Let $f(x)$ be a continuosly-differentiable function defined on a segment $[a,b]$ such that $a,b\in\mathbb{R}$ and $f'(x)>0$ for any $x\in(a,b)$.

Prove that for every $c,d\in\mathbb{R}$ such that $a\le c\lt d\le b$ there is a number $\xi\in(c,d)$ such that:

$$\frac{d\ f(c)-c\ f(d)}{f(d)-f(c)}=\frac{f(\xi)}{f'(\xi)}-\xi\tag{1}$$

I have started from the basic fact that there is some $\xi\in(c,d)$ such that:

$$\frac{f(d)-f(c)}{d-c}=f'(\xi)$$

That was just a start that led me nowhere. I have also tried to rewite (1) in a slightly different way:

$$\frac{d\ f(c)-c\ f(d)}{f(d)-f(c)}=\frac{\frac{f(c)}c-\frac{f(d)}d}{{\frac1c}\frac{f(d)}d-{\frac1d}\frac{f(c)}c}$$

...and then introduce function $g(x)=\frac{f(x)}x$ and play with it. And that was a dead end too.

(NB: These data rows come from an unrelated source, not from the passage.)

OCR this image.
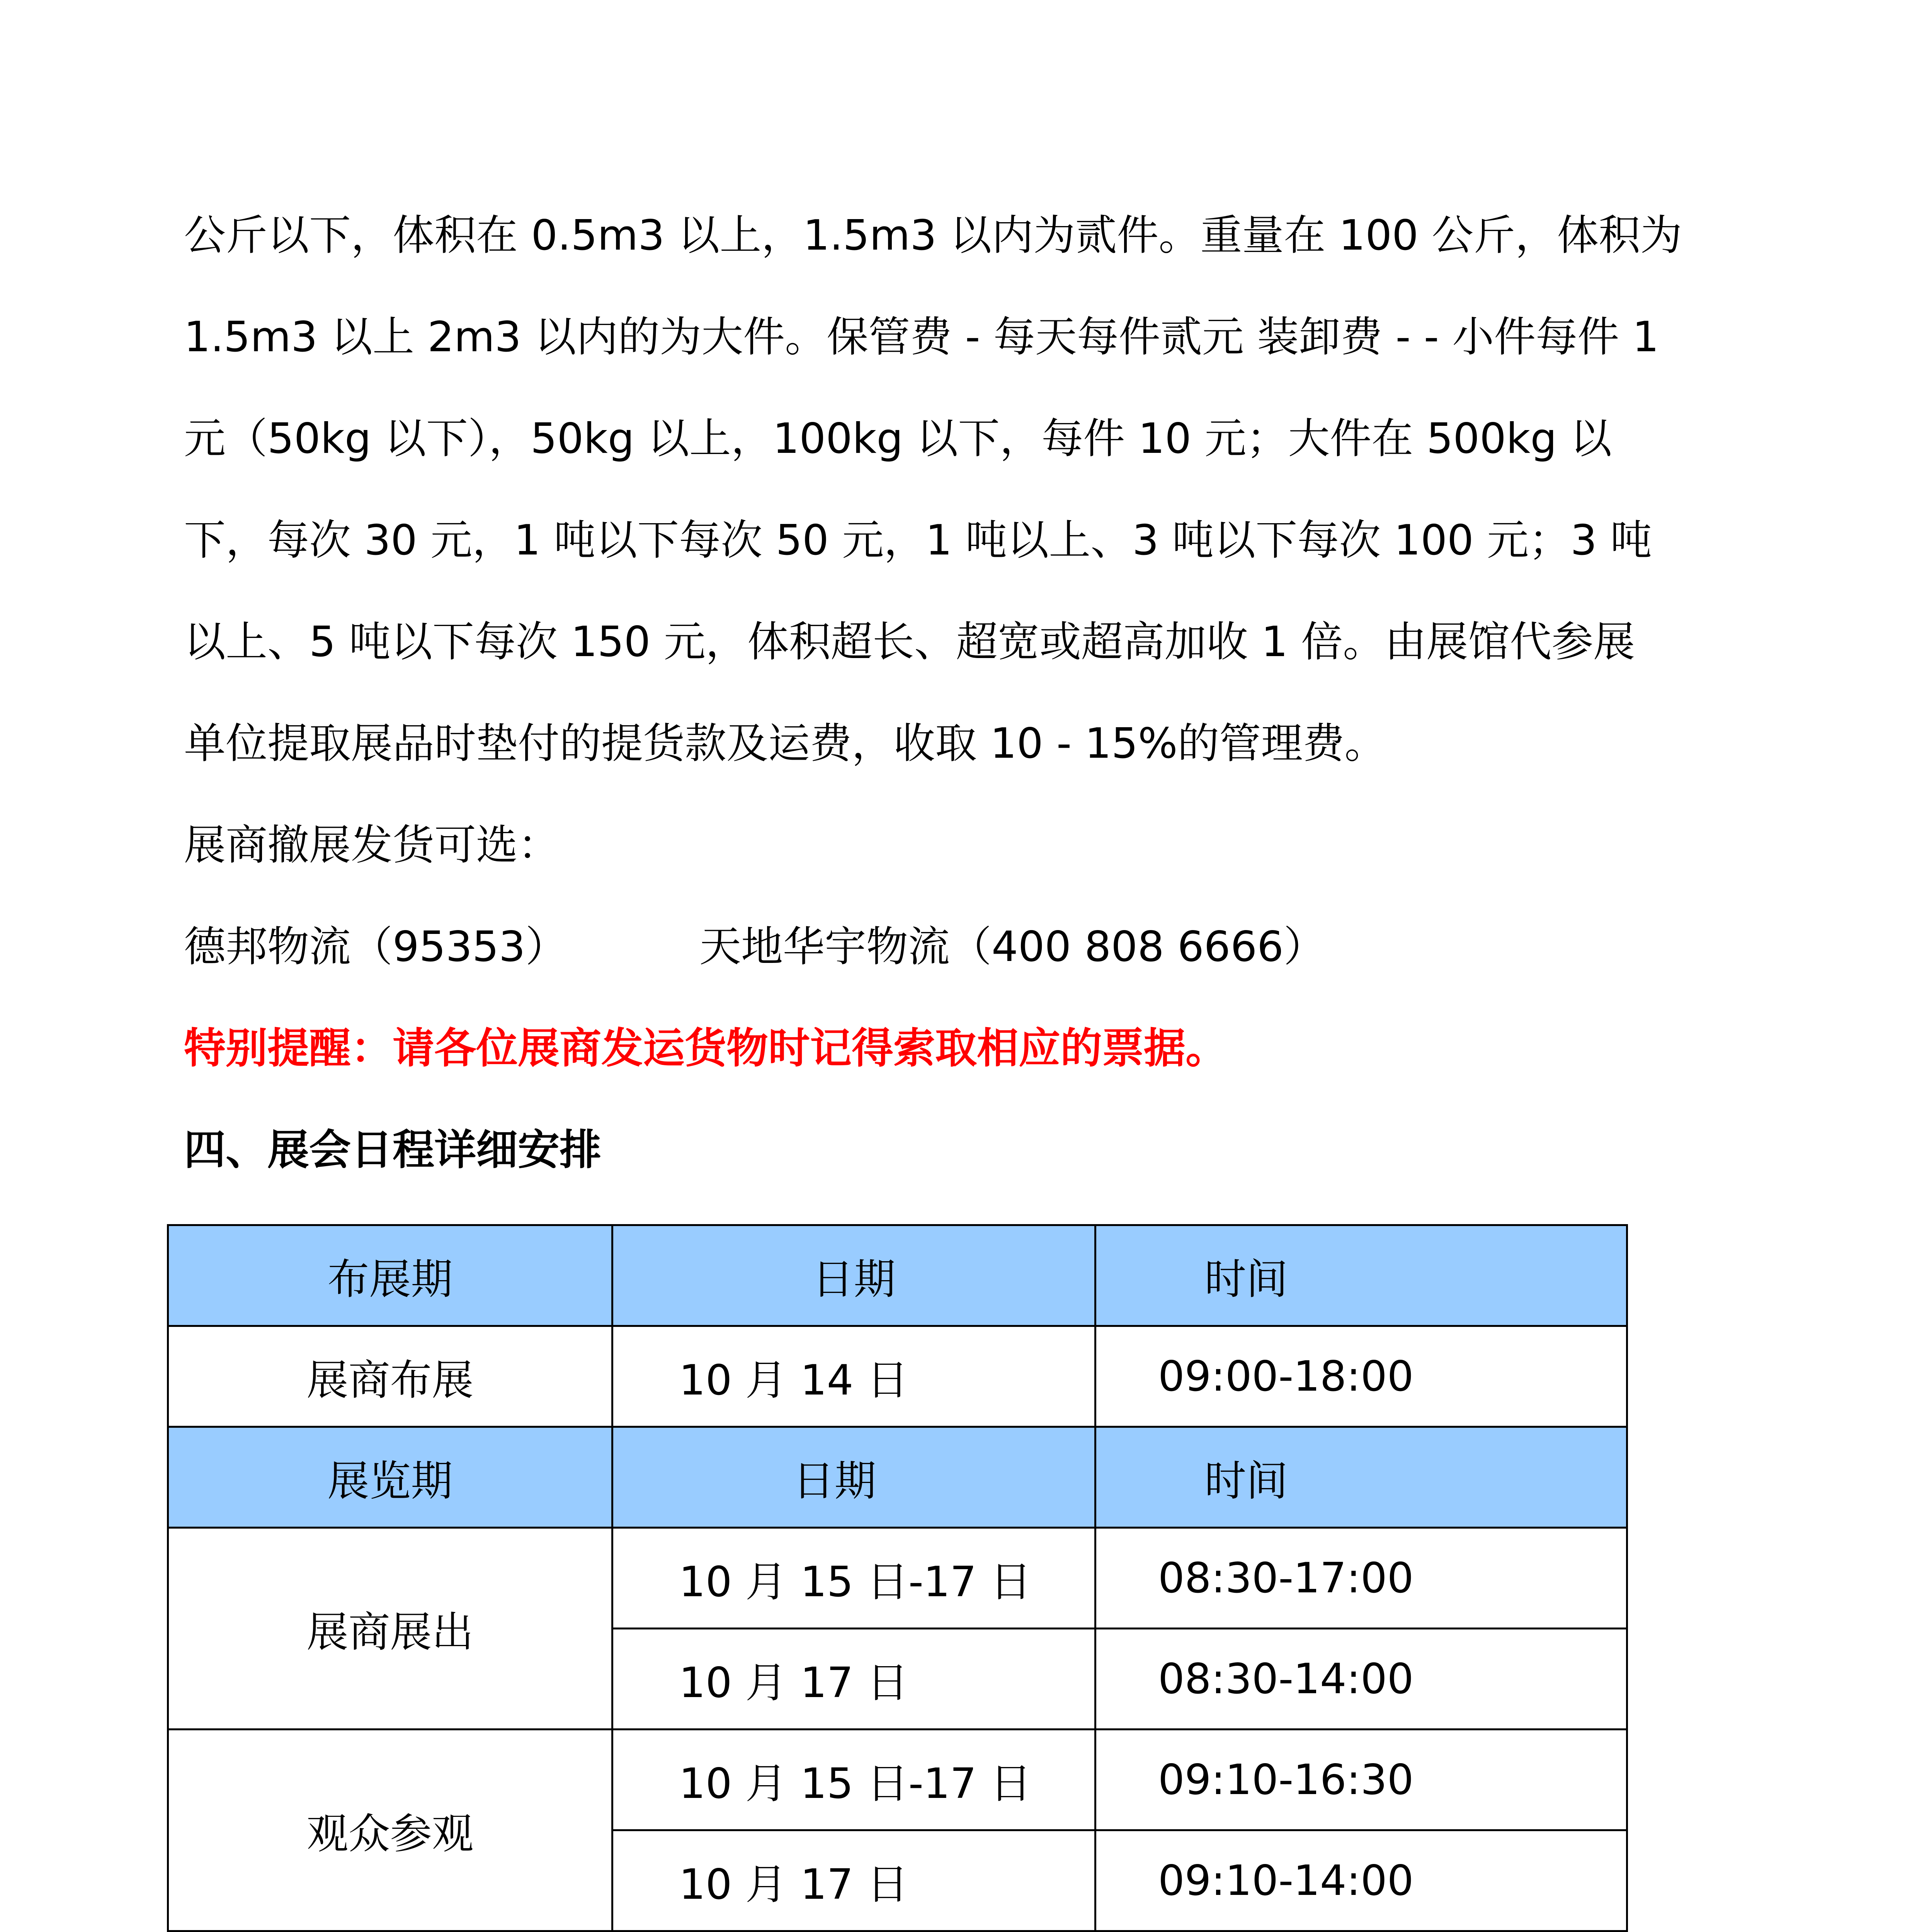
公斤以下，体积在 0.5m3 以上，1.5m3 以内为贰件。重量在 100 公斤，体积为
1.5m3 以上 2m3 以内的为大件。保管费 - 每天每件贰元 装卸费 - - 小件每件 1
元（50kg 以下），50kg 以上，100kg 以下，每件 10 元；大件在 500kg 以
下，每次 30 元，1 吨以下每次 50 元，1 吨以上、3 吨以下每次 100 元；3 吨
以上、5 吨以下每次 150 元，体积超长、超宽或超高加收 1 倍。由展馆代参展
单位提取展品时垫付的提货款及运费，收取 10 - 15%的管理费。
展商撤展发货可选：
德邦物流（95353）	天地华宇物流（400 808 6666）
特别提醒：请各位展商发运货物时记得索取相应的票据。
四、展会日程详细安排
布展期	日期	时间
展商布展	10 月 14 日	09:00-18:00
展览期	日期	时间
展商展出	10 月 15 日-17 日	08:30-17:00
	10 月 17 日	08:30-14:00
观众参观	10 月 15 日-17 日	09:10-16:30
	10 月 17 日	09:10-14:00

Any hint or help will be much appreciated.

Solution 1:

According to Cauchy's version of Mean Value Theorem, there exists an $\xi\in(c,d)$, such that $$ \frac{cf(d)-df(c)}{f(d)-f(c)}=\frac{\frac{c}{f(c)}-\frac{d}{f(d)}}{\frac{1}{f(c)}-\frac{1}{f(d)}} =\frac{\left(\frac{\xi}{f(\xi)}\right)'}{\left(\frac{1}{f(\xi)}\right)'} =\frac{\frac{f(\xi)-\xi f'(\xi)}{f^2(\xi)}}{-\frac{f'(\xi)}{f^2(\xi)} }=-\frac{f(\xi)-\xi f'(\xi)}{f'(\xi)}=\xi-\frac{f(\xi)}{f'(\xi)} $$

Solution 2:

Let $\kappa=\frac{df(c)-cf(d)}{f(d)-f(c)}$, and see $$\int_c^d\frac{1}{\kappa+\xi}d\xi=\ln\left(\frac{\kappa+d}{\kappa+c}\right)=\ln\left(\frac{\frac{(d-c)f(d)}{f(d)-f(c)}}{\frac{(d-c)f(c)}{f(d)-f(c)}}\right)=\ln(f(d)/f(c)).$$ Also, $$\int_c^d\frac{f'(\xi)}{f(\xi)}d\xi=\ln f(\xi)\bigg|_c^d=\ln(f(d)/f(c)).$$ So, since these are both continuous functions of $\xi$, with the same integral, they must agree somewhere.